Dopo l'ottimo horror "Arang", in grado di formare un perfetto equilibrio tra terrore e indagine poliziesca, era lecito aspettarsi da Ahn Sang-Hoon un gradito ritorno al cinema di genere, questa volta il thriller puro e crudo, atteso da molti e incensato anche da ottime reazioni di pubblico (con anche un premio alla sempre bravissima Kim Ha-Neul, ormai diva del cinema coreano mainstream ma molto versatile e in grado di interpretare personaggi di qualsiasi genere, come migliore attrice protagonista).

"Blind", però, è essenzialmente un thriller senza nessuna pretesa. Di quelli che già si sono visti milioni di volte, con un paio di indovinatissime e, persino, agghiaccianti scene di tensione (la sostenutissima scena della metro, tutta la parte finale nell'orfanotrofio), che sfociano spesso nel sangue, ma senza troppo esagerare, ma anche una narrazione molto lineare, con il classico trauma della protagonista (la morte del fratello) e il classico psicopatico che affetta donne attraenti senza nessun motivo.

Ahn Sang-Hoon gira molto bene (escluso qualche orrendo ralenti e della computer graphica di cattivissimo gusto) e sa il fatto suo, riuscendo a realizzare un'opera d'altissimo intrattenimento che, per quasi due ore, riesce a tenere incollato lo spettatore alla poltrona. Non si chiede nulla di meglio a quello che è un onesto prodotto di genere, senza l'inventiva di creare qualcosa di nuovo o cambiare le carte in tavola.

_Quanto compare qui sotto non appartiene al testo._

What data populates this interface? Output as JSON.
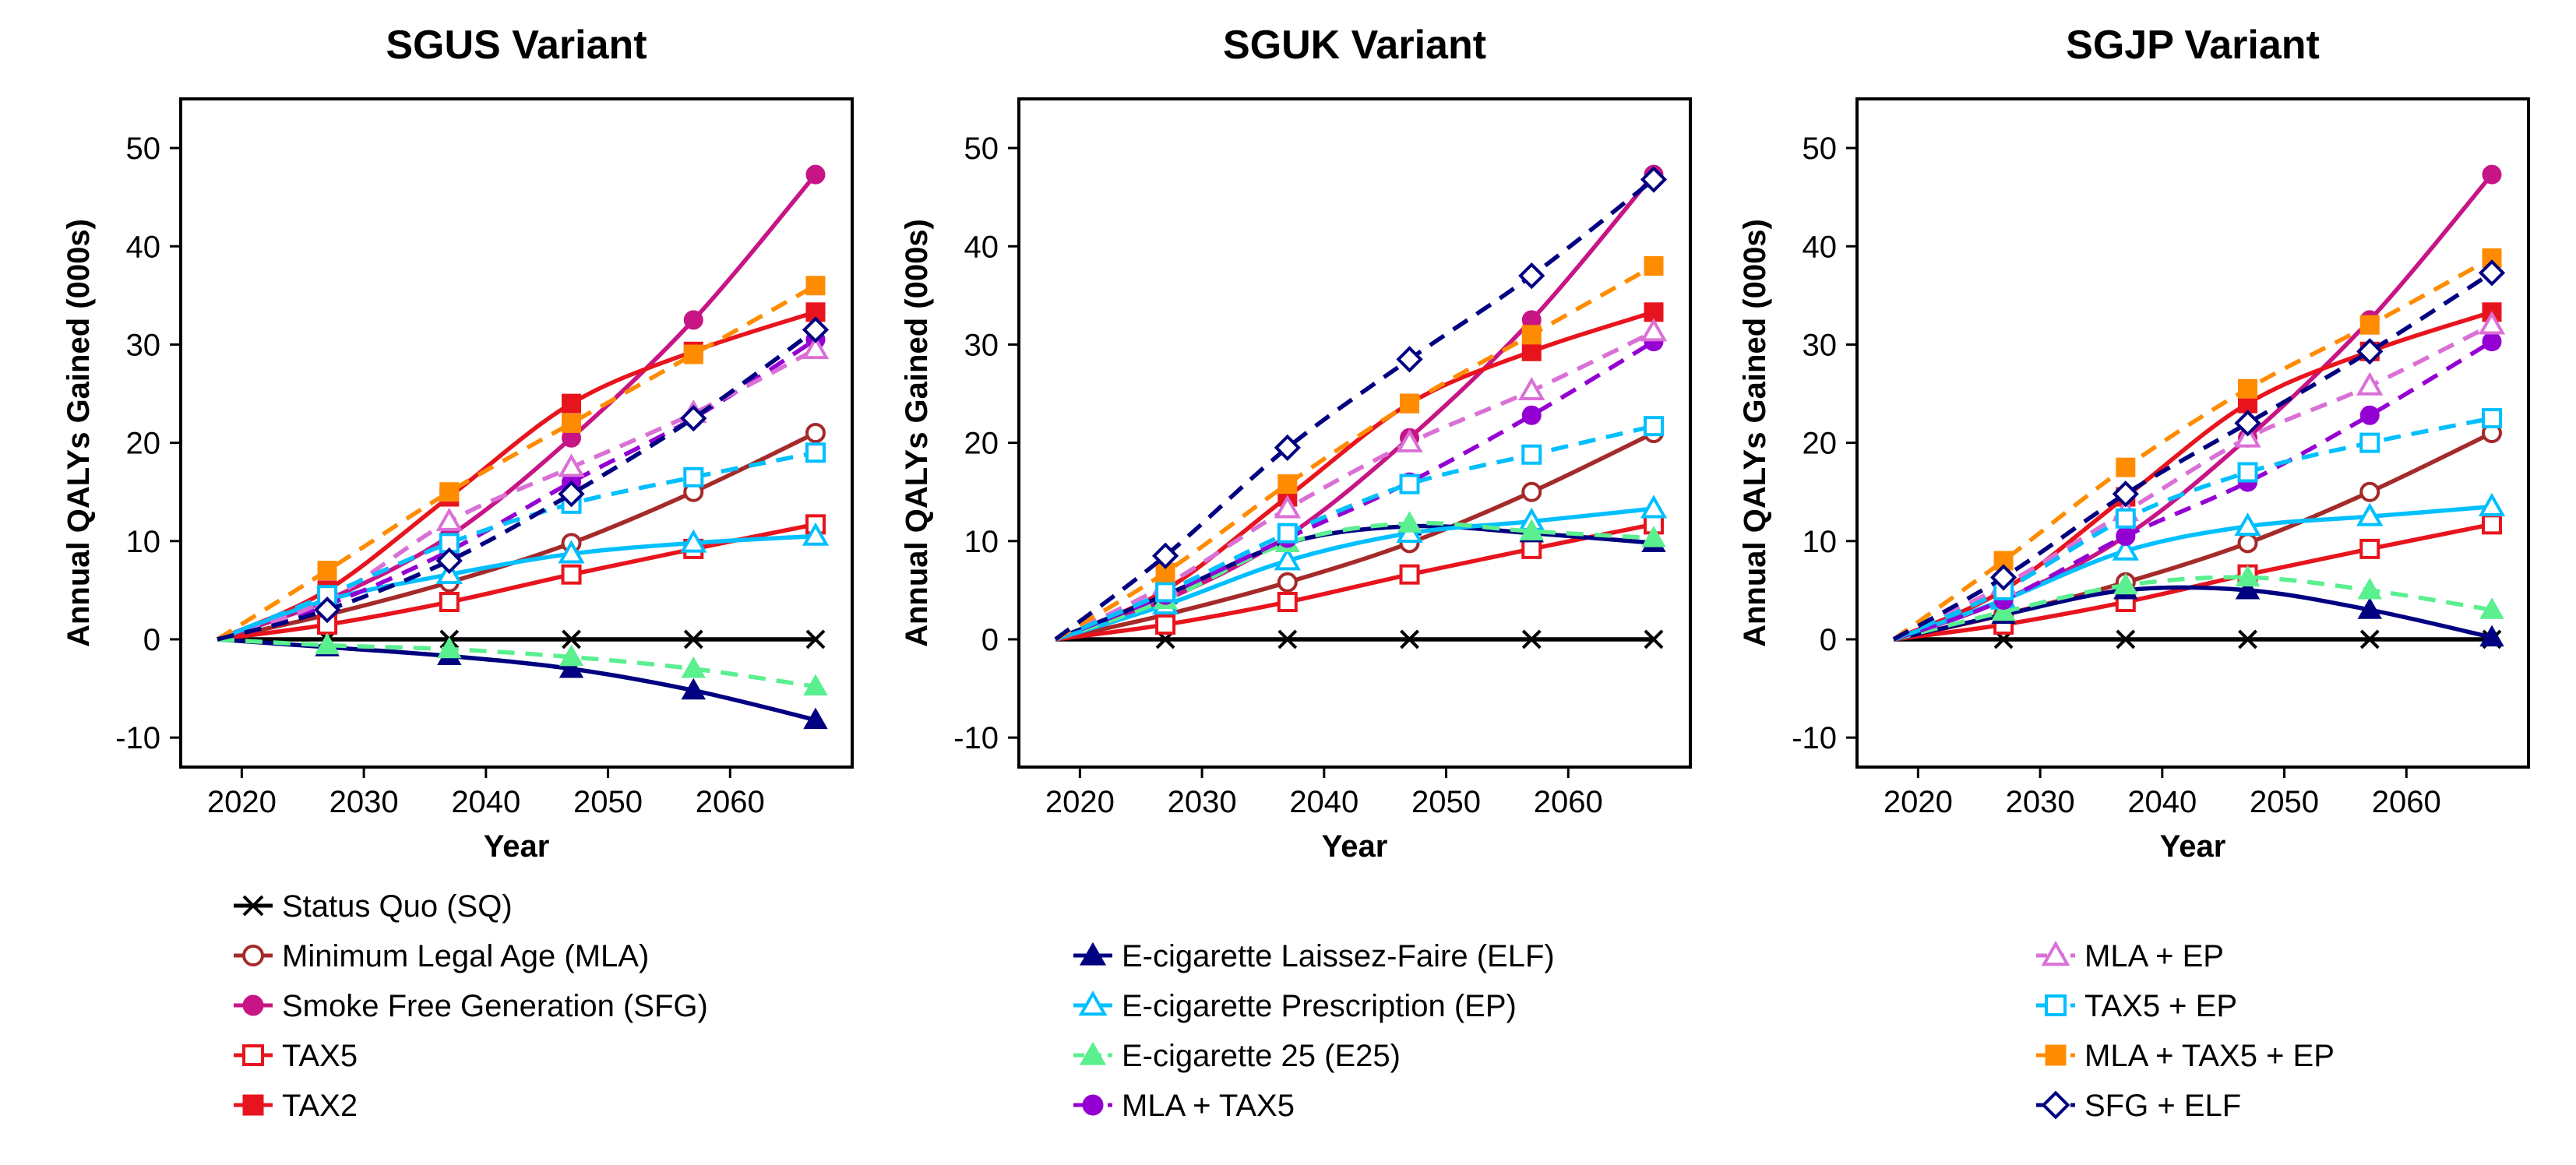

Decisamente inferiore all'esordio "Arang", che pur essendo film di genere riusciva ad elevarsi a buon titolo grazie alla commistione di generi e prototipi e un'ottima sceneggiatura, ma non disprezzabile, "Blind" è un film che contenutisticamente non lascia molto, data la sua palese intenzione di scatenare emozioni, più che voler raccontare una storia, ma che come intrattenimento leggero funziona egregiamente. Abbastanza deludente, però, è il finale, prevedibile dalla prima inquadratura.